First, let's see why the degree-genus formula fails. Remember that the degree-genus formula tells you the arithmetic genus (i.e., $h^1(X,\mathcal{O}_X)$), but if the curve is singular, this may not be equal to the geometric genus $h^0(X,\omega_{X/k}).$
Considered as a projective plane curve in the usual way (via homogenization), your curve $V(X^4 + Z^4 - Y^2Z^2)$ is singular at infinity. Let's use the Jacobian criterion: we see that \begin{align*} \frac{\partial F}{\partial X} &= 4X^3\\ \frac{\partial F}{\partial Y} &= -2YZ^2\\ \frac{\partial F}{\partial Z} &= 4Z^3 - 2Y^2Z. \end{align*} At $[0:1:0],$ all of these partials vanish, so that the curve is not smooth at $\infty,$ and hence the degree-genus formula will not necessarily compute the geometric genus of $V(X^4 + Z^4 - Y^2Z^2)$ without modification (see in particular Hartshorne exercise IV.1.8).

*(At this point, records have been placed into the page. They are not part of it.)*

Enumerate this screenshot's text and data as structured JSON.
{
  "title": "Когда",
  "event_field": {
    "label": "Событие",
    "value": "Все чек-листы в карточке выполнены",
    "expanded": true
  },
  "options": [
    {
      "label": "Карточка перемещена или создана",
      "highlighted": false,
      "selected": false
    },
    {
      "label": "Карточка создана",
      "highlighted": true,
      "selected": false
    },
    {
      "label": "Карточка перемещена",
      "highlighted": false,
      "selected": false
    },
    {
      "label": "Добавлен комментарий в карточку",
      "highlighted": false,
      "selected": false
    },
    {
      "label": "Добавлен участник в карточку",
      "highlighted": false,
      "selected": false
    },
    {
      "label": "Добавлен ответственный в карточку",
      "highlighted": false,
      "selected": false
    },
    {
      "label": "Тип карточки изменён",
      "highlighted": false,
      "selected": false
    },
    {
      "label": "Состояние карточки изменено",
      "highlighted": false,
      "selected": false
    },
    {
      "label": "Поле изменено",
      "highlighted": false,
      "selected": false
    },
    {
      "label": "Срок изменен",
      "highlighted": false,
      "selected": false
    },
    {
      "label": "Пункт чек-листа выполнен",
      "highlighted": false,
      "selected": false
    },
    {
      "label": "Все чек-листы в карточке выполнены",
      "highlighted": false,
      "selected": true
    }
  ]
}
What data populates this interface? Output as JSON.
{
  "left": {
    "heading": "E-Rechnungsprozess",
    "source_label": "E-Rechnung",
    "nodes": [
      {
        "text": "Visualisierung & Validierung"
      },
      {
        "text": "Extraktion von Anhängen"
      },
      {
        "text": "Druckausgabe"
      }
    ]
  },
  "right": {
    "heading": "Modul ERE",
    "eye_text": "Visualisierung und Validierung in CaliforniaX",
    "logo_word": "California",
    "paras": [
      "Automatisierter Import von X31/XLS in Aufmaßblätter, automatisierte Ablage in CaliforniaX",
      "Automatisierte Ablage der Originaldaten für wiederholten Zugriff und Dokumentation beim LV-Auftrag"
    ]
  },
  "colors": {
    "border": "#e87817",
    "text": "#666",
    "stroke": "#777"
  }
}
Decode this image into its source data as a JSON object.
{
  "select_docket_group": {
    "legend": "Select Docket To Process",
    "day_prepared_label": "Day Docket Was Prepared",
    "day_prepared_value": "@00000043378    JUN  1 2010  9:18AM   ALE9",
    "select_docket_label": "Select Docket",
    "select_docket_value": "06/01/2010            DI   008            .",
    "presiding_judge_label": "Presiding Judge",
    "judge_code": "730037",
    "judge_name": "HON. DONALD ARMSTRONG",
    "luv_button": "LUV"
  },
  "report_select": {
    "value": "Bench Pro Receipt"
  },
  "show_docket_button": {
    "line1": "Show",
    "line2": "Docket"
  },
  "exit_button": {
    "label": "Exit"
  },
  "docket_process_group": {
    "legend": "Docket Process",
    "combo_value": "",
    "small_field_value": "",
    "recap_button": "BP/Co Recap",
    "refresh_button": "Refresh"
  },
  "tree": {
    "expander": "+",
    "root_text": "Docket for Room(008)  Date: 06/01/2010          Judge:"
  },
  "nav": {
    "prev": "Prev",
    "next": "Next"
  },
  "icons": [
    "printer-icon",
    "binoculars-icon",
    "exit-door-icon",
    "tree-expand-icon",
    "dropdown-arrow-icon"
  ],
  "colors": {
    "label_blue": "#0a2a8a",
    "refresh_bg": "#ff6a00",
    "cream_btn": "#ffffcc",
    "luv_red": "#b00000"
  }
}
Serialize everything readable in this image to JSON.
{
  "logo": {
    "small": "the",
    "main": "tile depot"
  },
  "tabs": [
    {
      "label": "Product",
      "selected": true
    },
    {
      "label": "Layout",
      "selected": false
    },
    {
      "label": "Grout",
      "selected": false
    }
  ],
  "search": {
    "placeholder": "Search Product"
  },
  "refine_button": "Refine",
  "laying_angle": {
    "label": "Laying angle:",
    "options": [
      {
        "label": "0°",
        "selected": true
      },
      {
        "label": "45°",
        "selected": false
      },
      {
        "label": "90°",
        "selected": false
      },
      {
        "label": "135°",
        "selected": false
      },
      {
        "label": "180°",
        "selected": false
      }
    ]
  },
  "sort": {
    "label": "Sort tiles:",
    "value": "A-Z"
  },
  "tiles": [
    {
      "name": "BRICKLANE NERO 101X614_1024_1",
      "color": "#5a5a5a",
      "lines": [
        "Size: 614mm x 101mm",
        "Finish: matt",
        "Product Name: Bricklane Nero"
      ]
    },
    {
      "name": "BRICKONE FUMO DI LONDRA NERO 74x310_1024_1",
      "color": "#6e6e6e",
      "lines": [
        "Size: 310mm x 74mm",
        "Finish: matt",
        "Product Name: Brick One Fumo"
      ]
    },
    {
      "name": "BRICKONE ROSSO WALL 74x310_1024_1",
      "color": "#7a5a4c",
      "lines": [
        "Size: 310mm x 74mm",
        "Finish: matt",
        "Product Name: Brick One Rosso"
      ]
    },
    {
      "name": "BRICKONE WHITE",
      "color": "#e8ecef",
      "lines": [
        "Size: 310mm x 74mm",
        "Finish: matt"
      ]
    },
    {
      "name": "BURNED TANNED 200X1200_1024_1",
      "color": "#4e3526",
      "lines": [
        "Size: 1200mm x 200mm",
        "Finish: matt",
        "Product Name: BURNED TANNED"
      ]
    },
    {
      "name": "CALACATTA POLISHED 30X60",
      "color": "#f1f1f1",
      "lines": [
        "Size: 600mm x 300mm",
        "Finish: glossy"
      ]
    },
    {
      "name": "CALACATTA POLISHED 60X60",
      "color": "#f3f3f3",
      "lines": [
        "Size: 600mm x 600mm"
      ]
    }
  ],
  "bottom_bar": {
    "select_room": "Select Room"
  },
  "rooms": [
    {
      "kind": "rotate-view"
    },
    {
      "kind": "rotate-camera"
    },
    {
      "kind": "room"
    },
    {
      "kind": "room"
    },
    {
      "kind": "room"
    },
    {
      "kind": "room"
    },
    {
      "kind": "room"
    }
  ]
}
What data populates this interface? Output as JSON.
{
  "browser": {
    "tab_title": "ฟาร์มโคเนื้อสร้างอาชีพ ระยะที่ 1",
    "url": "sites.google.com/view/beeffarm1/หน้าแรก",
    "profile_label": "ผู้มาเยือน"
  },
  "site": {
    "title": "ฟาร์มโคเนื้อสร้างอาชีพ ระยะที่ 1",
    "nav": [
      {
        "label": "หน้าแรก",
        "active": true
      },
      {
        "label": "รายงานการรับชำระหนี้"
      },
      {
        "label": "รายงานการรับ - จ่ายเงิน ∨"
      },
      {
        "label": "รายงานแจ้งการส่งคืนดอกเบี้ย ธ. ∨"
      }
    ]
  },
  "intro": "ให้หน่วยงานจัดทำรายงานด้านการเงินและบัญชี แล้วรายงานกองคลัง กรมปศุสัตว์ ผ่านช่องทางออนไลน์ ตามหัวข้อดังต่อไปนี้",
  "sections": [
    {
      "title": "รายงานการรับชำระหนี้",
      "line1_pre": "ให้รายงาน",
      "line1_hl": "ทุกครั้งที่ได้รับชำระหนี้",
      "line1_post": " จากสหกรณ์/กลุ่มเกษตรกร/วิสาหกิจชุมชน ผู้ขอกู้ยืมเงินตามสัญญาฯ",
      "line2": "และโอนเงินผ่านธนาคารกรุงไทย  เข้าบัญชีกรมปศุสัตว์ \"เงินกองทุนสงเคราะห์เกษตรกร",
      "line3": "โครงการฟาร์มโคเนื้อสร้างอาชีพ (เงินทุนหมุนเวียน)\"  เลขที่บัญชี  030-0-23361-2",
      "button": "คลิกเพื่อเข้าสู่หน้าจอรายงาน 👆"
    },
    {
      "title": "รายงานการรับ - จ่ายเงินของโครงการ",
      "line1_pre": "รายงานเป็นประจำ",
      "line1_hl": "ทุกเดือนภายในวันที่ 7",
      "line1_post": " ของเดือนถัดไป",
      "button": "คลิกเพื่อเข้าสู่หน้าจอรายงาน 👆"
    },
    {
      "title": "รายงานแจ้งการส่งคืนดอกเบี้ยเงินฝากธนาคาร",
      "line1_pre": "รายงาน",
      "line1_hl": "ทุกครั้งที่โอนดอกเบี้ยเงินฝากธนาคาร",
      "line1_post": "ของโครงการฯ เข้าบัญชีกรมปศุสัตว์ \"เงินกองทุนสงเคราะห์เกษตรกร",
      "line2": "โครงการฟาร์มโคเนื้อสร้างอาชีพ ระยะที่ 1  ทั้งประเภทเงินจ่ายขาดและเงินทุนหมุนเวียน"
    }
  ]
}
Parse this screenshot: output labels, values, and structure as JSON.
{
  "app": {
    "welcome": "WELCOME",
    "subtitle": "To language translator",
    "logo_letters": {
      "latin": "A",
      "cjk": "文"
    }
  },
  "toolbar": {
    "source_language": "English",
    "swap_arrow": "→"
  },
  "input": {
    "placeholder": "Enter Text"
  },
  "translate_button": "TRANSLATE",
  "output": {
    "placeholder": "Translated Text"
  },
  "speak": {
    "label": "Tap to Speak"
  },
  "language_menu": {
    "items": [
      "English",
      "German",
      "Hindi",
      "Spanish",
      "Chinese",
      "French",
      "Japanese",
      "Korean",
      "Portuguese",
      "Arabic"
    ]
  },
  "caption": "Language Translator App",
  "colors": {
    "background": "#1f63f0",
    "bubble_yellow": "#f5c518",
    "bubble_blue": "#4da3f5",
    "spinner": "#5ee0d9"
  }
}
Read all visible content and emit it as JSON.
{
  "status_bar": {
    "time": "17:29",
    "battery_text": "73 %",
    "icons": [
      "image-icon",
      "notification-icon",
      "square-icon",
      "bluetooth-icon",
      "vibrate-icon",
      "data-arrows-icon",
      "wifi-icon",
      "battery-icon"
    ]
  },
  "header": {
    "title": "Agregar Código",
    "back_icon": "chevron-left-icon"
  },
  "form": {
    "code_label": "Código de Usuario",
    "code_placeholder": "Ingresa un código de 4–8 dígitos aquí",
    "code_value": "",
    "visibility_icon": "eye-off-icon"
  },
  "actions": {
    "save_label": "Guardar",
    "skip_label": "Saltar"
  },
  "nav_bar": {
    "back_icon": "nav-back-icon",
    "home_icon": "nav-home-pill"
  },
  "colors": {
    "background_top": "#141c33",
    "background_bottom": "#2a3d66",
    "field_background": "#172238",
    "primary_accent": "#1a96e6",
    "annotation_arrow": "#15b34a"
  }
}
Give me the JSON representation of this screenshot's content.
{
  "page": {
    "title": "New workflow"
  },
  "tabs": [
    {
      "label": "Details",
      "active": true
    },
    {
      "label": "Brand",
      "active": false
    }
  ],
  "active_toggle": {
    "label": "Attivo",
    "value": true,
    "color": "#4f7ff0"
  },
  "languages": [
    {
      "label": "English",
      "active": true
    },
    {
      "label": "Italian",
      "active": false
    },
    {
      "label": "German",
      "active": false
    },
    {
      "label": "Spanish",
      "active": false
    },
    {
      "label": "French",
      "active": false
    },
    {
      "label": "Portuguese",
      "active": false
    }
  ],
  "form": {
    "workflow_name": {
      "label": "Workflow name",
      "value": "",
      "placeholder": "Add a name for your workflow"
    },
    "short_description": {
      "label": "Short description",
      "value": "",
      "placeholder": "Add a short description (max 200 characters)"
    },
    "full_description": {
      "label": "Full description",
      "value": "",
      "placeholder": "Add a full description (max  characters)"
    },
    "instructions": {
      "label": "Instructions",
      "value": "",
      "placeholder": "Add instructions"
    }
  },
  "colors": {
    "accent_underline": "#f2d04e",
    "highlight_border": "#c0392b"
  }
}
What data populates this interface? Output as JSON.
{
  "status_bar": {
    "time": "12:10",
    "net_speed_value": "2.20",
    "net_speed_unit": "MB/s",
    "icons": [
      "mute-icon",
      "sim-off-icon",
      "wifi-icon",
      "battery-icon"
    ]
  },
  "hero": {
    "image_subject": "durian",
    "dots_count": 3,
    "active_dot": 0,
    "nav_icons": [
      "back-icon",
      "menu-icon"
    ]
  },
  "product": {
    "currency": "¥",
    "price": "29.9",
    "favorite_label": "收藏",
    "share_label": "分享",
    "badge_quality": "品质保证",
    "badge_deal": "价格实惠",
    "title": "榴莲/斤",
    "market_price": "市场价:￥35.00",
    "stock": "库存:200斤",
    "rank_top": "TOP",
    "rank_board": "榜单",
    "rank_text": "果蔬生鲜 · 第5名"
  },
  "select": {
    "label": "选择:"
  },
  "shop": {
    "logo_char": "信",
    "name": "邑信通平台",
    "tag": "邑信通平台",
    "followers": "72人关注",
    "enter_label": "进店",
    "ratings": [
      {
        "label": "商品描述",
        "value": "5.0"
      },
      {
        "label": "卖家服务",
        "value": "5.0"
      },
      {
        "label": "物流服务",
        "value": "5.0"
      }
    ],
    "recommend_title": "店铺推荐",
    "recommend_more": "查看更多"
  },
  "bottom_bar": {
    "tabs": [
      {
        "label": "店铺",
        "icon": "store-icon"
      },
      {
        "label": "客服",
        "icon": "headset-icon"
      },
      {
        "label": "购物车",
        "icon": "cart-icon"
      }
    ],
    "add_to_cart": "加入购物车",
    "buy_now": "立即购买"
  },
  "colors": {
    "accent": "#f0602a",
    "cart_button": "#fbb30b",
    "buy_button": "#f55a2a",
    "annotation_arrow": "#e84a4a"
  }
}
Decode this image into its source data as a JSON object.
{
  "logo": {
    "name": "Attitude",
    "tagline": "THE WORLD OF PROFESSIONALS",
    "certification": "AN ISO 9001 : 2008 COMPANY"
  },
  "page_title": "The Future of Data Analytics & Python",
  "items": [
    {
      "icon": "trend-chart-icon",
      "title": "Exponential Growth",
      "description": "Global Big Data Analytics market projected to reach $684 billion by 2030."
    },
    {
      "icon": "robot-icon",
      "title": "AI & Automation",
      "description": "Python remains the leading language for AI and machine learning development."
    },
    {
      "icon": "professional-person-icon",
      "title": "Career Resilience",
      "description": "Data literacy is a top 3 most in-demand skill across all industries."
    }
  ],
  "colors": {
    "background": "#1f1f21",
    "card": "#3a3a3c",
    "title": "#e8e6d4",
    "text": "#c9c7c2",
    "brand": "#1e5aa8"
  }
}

Now, let's compute the (geometric) genus, considering instead of the model $V(X^4 + Z^4 - Y^2Z^2),$ the corresponding nonsingular projective curve $X.$ There's a double cover $\pi : X\to\Bbb P^1_k$ of $\Bbb P^1_k$ by this curve given by $[x: y: z]\mapsto [x : z],$ so we can use the Riemann-Hurwitz formula. This tells us \begin{align*} 2h^0(X,\omega_X) - 2 &= 2(2h^0(\Bbb P^1_k,\mathcal{O}(-2)) - 2) + \deg R\\ \implies 2h^0(X,\omega_X) - 2 &= -4 + \deg R\\ \implies h^0(X,\omega_X) &= -1 + \frac{1}{2}\deg R, \end{align*} where $R = \sum_{P\in X} (e_P - 1)P$ is the ramification divisor of $X.$ Because the morphism to $\Bbb P^1$ is a double cover, the ramification index $e_P$ of any point is at most $2.$ In particular, if $P$ is ramified, then $e_P = 2,$ and otherwise $e_P = 1.$ The ramified points on $X$ are precisely the points $[x : y : z]$ such that $y = 0$ (these are the points with only one preimage under our map $\pi$). There are four of these (the four roots of $x^4 + 1$), so we have $$ h^0(X,\omega_X) = -1 + \frac{4}{2} = 2 - 1 = 1. $$
In computing the geometric genus, I assumed that $X$ was smooth. When one refers to the curve $y^2 = x^4 + 1$ (or any hyperelliptic curve given by an equation of the form $y^2 = f(x)$), one often implicitly means the nonsingular projective curve corresponding to this affine curve. Again, as we've shown, this is not simply $V(X^4 + Z^4 - Y^2Z^2)$: this plane curve is singular. Using weighted projective space, or by gluing affine models, you can obtain the desired nonsingular curve, see here for example.
That genus-degree formula you mentioned is for non-singular curves. That one point at infinity, there are two "places" above it ("places" are points in the desingularized model, which can for instance be obtained by the blow-up process).